The 15-year-old deaf actress has earned praise in recent months, thanks to her impressive work in last fall’s Todd Haynes film, “Wonderstruck,” based on the acclaimed novel by Brian Selznick, and now in “A Quiet Place,” an original, disturbing thriller hitting theaters Friday, April 6, starring Emily Blunt and John Krasinski (who also directed and co-wrote the screenplay).
“Quiet” gives us a whole new kind of monster to fear — a gangly creature that hunts by sound. While on-screen newspaper headlines (“NYC on lockdown” and “Stay silent — stay alive!”) clue us into the apocalyptic horror, it’s Simmonds’ heartfelt performance that grounds the tale in human drama. She plays Regan, a deaf but otherwise typical, boundary-pushing teen, whose parents (real-life husband and wife Krasinski and Blunt) are trying to keep their family alive. And they all nurse guilt over a day where things went horribly wrong.
Key to their survival is the fact that the family (like Simmonds’ own family back home in Bountiful, Utah) speaks American Sign Language (ASL). Simmonds, who lost her hearing as a baby, teaches ASL phrases on her own YouTube channel. She recently met with Newsday contributor Joseph V. Amodio, speaking and signing with interpreter Lynnette Taylor.
Let me see if I can get this. [Signing.] Hello. How are you? My name is J-O-E and A-uhhh . . . the “M” is a hard one.
Like this. [Simmonds demonstrates, moving the reporter’s fingers into place.]
TAYLOR: Fold those three fingers over your thumb. Like that.
Oh, OK. A-M-O-D-I-O.
Good job. I like it.
That’s all I know. Luckily, your interpreter can translate for us.

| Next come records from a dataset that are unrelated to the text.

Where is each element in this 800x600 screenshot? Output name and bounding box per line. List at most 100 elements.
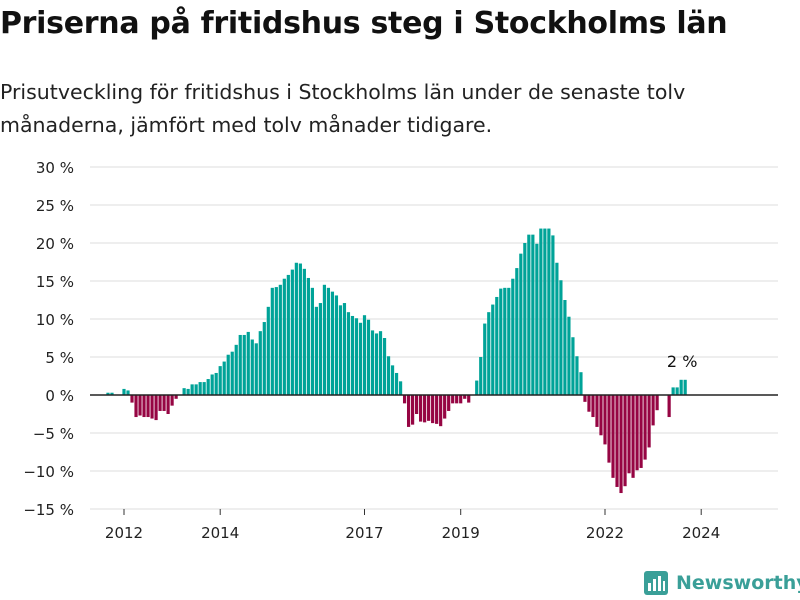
brand: Newsworthy xyxy=(644,568,800,598)
bar xyxy=(431,395,435,424)
bar xyxy=(523,243,527,395)
bar xyxy=(242,334,246,395)
bar xyxy=(635,395,639,471)
bar xyxy=(607,395,611,463)
bar xyxy=(639,395,643,468)
bar xyxy=(402,395,407,404)
bar xyxy=(499,288,503,395)
bar xyxy=(162,395,166,411)
bar xyxy=(615,395,619,487)
bar xyxy=(675,387,679,395)
bar xyxy=(551,235,555,395)
bar xyxy=(667,395,671,418)
bar xyxy=(647,395,651,448)
bar xyxy=(158,395,162,411)
bar xyxy=(611,395,615,478)
bar xyxy=(655,395,659,411)
bar xyxy=(683,379,687,395)
x-tick-label: 2024 xyxy=(682,524,720,542)
bar xyxy=(435,395,439,424)
bar xyxy=(218,366,222,395)
bar xyxy=(455,395,459,404)
bar xyxy=(362,315,367,395)
x-tick-label: 2017 xyxy=(345,524,383,542)
bar xyxy=(126,390,130,395)
y-tick-label: 0 % xyxy=(45,387,74,405)
bar xyxy=(495,296,499,395)
bar xyxy=(262,322,266,395)
bar xyxy=(354,318,359,395)
bar xyxy=(398,381,403,395)
bar xyxy=(503,287,507,395)
newsworthy-logo-icon xyxy=(644,571,668,595)
bar xyxy=(439,395,443,427)
bar xyxy=(463,395,467,399)
bar xyxy=(350,315,355,395)
bar xyxy=(531,234,535,395)
y-tick-label: 10 % xyxy=(36,311,74,329)
bar xyxy=(134,395,138,418)
bar xyxy=(587,395,591,412)
bar xyxy=(595,395,599,427)
bar xyxy=(202,382,206,395)
bar xyxy=(342,303,347,395)
bar xyxy=(370,330,375,395)
y-tick-label: −15 % xyxy=(23,501,74,519)
bar xyxy=(330,291,335,395)
bar xyxy=(394,372,399,395)
bar xyxy=(447,395,451,411)
bar xyxy=(419,395,423,422)
y-tick-label: 15 % xyxy=(36,273,74,291)
bar xyxy=(274,287,278,395)
bar xyxy=(138,395,142,416)
bar xyxy=(427,395,431,421)
bar xyxy=(378,331,383,395)
bar xyxy=(467,395,471,403)
bar xyxy=(366,319,371,395)
bar xyxy=(563,300,567,395)
bar xyxy=(166,395,170,414)
bar xyxy=(146,395,150,418)
bar xyxy=(322,284,327,395)
bar xyxy=(627,395,631,474)
x-tick-label: 2022 xyxy=(586,524,624,542)
bar xyxy=(483,323,487,395)
chart-title: Priserna på fritidshus steg i Stockholms… xyxy=(0,6,728,41)
bar xyxy=(214,372,218,395)
bar xyxy=(130,395,134,403)
y-tick-label: 20 % xyxy=(36,235,74,253)
bar xyxy=(182,388,186,395)
bar xyxy=(591,395,595,418)
bar xyxy=(286,274,290,395)
bar xyxy=(415,395,419,414)
bar xyxy=(539,228,543,395)
bar xyxy=(222,361,226,395)
bar xyxy=(643,395,647,460)
bar xyxy=(318,303,323,395)
bar xyxy=(527,234,531,395)
bar xyxy=(122,388,126,395)
bar xyxy=(511,278,515,395)
bar xyxy=(250,339,254,395)
x-tick-label: 2019 xyxy=(442,524,480,542)
bar xyxy=(382,338,387,395)
bar xyxy=(334,295,339,395)
bar xyxy=(306,277,310,395)
y-tick-label: 30 % xyxy=(36,159,74,177)
bar xyxy=(310,287,314,395)
bar xyxy=(575,356,579,395)
bar xyxy=(443,395,447,419)
bar xyxy=(186,388,190,395)
bar xyxy=(254,343,258,395)
bar xyxy=(302,268,306,395)
y-tick-label: 25 % xyxy=(36,197,74,215)
bar xyxy=(270,287,274,395)
last-value-annotation: 2 % xyxy=(667,352,697,371)
bar xyxy=(603,395,607,445)
bar xyxy=(246,331,250,395)
bar xyxy=(198,382,202,395)
bar xyxy=(631,395,635,478)
bar xyxy=(559,280,563,395)
bar xyxy=(210,374,214,395)
bar xyxy=(515,268,519,395)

I had Lynnette on the “Wonderstruck” set and on “A Quiet Place.” Lynnette knows me well. If I sign a little lazy, she’ll fix it for me. And somehow she has a way to make people cry. She can bring out the emotions in what I’m saying. She’s amazing. And she’s helped me a lot in my personal life. So I’m very lucky to have her. [Taylor then signs something to Simmonds.]
TAYLOR: I just said I love her. [Then Simmonds signs to Taylor.] She loves me back. [The two chuckle.]
What was it like working with the monsters?
They showed us pictures of what the monsters would look like. We never saw the end result till we saw the film. During filming, a guy would act out the role [wearing a special-effects green suit]. He had this little horn on his head — it was kinda cute. We always giggled when we saw him. But sometimes John [Krasinski] would put on the green suit and act as the monster. He’d crawl around, growl. My first day [on set, he took me aside]. We had a long, deep conversation about my character. That helped me a lot.
How do you know when the director yells “Action” or “Cut?”
Sometimes the interpreter cues me. Or someone else. “Wonderstruck” used lights, or stomping on the floor. [She speaks.] It was cool.
What’s life like in Utah?
I’m from a really nice town. Full of nature, mountains, clean air, rock climbing. But I’d prefer New York City. I love the diversity here, the religions, the food — especially the food.
What’s your favorite?
Then you need to go to Chinatown.
Yes. I went. It’ll change your life, eating there. [She laughs.]
So what are your plans? College? Reality show?
I’d love to continue acting. Maybe start a business. I’m just letting life lead me at the moment. I want to travel the world — like Egypt. I love history. That’s my favorite subject at school. From the building of the pyramids to . . . King Tut. Their way of working without technology. I find all that fascinating.
I heard you quote a statistic — about 98 percent of hearing parents with deaf children don’t learn sign language. That surprised me.
At my deaf school, kids . . . who didn’t [sign] with their parents often didn’t want to go home. They’d end up writing notes to their parents and it was cumbersome. They weren’t able to speak from the heart. I’m not trying to be critical of parents. I understand — they’re doing their best. We also had deaf children who could speak with their parents but not sign. As long as they understand each other, that’s fine. I have no problem with how people communicate. But I think it’s important . . . for everyone to be open to learn sign language.
Just trying to introduce myself before, it felt like choreography.
It uses your body, your face. It’s a beautiful language.
And your own parents?
They sign. We’re very close. I can tell [them] anything. They’re very supportive, encouraging, and just think I can do it.